2020s: The GLP-1 Era

Tirzepatide is an antidiabetic medication used for the treatment of type 2 diabetes and for weight loss.
Douglas Sacha/Getty Images

After decades of diets, pills and programs, a new class of injectables changed everything. GLP-1 medications like Wegovy, Zepbound, Ozempic and Mounjaro—the latter two were originally developed for diabetes—quickly became the most talked-about tools in modern weight loss. “They work unlike everything else other than bariatric surgery,” says obesity specialist Dr. Spencer Nadolsky. “These new medicines blow every diet and supplement out of the water in terms of how well they work.” By targeting the body’s metabolic pathways, GLP-1s curb appetite, stabilize blood sugar and quiet what many call “food noise”—the persistent cravings and mental chatter that can derail progress. Hanway says their rise mirrors a growing sense of fatigue with diets in general. After trying everything else, many people are now finding real results. At the same time, the cultural conversation is shifting.

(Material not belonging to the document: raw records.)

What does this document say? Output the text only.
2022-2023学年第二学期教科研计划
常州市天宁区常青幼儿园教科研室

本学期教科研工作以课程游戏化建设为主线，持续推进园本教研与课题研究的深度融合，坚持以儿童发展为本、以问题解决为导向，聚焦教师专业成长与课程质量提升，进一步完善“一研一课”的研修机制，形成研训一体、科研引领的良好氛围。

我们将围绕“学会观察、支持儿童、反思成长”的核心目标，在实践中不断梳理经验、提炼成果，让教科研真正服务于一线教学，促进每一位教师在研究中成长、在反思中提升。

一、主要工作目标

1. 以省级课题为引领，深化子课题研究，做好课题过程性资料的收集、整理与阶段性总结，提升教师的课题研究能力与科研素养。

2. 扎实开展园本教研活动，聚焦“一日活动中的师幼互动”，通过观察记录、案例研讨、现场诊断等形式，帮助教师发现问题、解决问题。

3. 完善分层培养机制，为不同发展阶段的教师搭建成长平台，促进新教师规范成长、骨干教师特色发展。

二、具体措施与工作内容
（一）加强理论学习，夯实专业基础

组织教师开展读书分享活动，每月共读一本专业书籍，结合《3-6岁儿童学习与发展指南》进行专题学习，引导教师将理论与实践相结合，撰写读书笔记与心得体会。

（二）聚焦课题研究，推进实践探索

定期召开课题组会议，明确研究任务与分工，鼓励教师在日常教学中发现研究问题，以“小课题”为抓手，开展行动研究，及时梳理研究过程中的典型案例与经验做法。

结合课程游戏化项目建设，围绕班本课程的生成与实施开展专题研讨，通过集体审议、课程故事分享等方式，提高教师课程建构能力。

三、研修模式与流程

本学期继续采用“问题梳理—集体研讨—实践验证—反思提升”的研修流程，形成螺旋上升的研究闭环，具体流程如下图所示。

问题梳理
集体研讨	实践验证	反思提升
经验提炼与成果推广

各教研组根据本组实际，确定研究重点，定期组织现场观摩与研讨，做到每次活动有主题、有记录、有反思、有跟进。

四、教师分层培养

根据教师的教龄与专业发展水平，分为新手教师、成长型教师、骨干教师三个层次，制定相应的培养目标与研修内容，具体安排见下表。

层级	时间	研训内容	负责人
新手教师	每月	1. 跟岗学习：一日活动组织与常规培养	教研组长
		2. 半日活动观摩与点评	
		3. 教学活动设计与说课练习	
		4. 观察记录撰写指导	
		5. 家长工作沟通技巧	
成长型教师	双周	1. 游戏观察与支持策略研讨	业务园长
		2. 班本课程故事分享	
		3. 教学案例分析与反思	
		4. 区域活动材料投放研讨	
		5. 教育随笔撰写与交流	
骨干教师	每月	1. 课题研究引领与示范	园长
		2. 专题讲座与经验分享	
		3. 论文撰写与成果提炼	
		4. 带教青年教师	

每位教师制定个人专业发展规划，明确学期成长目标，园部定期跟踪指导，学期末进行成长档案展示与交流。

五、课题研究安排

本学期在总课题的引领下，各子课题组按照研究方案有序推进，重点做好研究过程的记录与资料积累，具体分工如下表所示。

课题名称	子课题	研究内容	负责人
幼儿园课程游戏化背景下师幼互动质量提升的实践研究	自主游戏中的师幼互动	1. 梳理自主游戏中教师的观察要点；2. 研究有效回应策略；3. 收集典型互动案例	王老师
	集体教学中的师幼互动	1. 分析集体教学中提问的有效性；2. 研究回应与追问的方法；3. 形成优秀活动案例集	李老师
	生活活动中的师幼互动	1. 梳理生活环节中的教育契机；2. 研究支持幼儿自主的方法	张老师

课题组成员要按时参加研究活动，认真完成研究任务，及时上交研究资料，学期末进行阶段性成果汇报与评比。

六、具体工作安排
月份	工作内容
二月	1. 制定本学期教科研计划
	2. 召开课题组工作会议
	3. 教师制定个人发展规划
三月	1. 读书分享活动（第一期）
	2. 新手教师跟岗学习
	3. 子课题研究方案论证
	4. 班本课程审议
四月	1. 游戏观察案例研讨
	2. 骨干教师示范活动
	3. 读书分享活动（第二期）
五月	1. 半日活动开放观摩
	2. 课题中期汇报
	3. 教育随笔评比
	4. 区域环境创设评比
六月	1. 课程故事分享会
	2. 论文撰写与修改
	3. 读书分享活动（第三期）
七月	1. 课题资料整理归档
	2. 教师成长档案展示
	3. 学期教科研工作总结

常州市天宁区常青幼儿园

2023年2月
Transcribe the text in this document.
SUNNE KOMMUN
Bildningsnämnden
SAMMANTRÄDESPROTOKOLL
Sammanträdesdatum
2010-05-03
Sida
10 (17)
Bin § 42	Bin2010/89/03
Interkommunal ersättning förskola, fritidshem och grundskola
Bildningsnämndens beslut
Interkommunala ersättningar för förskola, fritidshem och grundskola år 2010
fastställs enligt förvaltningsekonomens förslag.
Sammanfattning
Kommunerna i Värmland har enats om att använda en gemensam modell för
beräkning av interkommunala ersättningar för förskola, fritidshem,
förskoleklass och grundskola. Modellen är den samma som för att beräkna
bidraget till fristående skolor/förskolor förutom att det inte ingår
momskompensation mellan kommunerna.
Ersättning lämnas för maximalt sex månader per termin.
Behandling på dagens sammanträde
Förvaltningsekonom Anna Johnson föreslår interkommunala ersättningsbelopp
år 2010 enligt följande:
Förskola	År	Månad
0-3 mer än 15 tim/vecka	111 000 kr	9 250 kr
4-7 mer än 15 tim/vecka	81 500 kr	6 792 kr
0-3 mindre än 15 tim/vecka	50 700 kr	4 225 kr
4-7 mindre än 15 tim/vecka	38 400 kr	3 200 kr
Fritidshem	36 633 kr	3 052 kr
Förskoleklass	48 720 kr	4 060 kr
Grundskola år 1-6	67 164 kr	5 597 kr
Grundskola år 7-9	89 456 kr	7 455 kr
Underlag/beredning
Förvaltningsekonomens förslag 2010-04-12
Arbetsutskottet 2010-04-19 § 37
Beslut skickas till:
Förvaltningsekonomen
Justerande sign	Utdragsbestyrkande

Obesity is being recognized as a chronic disease, not a failure of discipline. “Patients can now feel empowered to manage their weight with a variety of treatment options, including minimally invasive procedures like endoscopic sleeve gastroplasty,” says Dr. Brian Dunkin, chief medical officer of endoscopy at Boston Scientific. According to Fair Health data, more than 15 million Americans are now using GLP-1s for weight loss, and interest continues to climb.

What’s Next: The Next Frontier

If there’s one thing the last century of weight-loss trends has taught us, it’s that progress doesn’t come from willpower alone; it comes from understanding how our bodies actually work. The future of weight management is getting more personalized, with tools like AI-guided meal planning, peptide protocols, hormone testing and metabolic mapping moving into everyday practice. As Hanway explains, we’re at a turning point. “Personalized nutrition, targeted supplements, and even peptide therapies will play a role,” she says, “but so will stress management, circadian rhythm syncing and gut-brain axis repair.” Dr. Nadolsky shares her optimism. “The future is quite bright. We will have bariatric surgery results in a medicine very soon. We can likely prevent obesity, too, which I believe will be the next frontier.”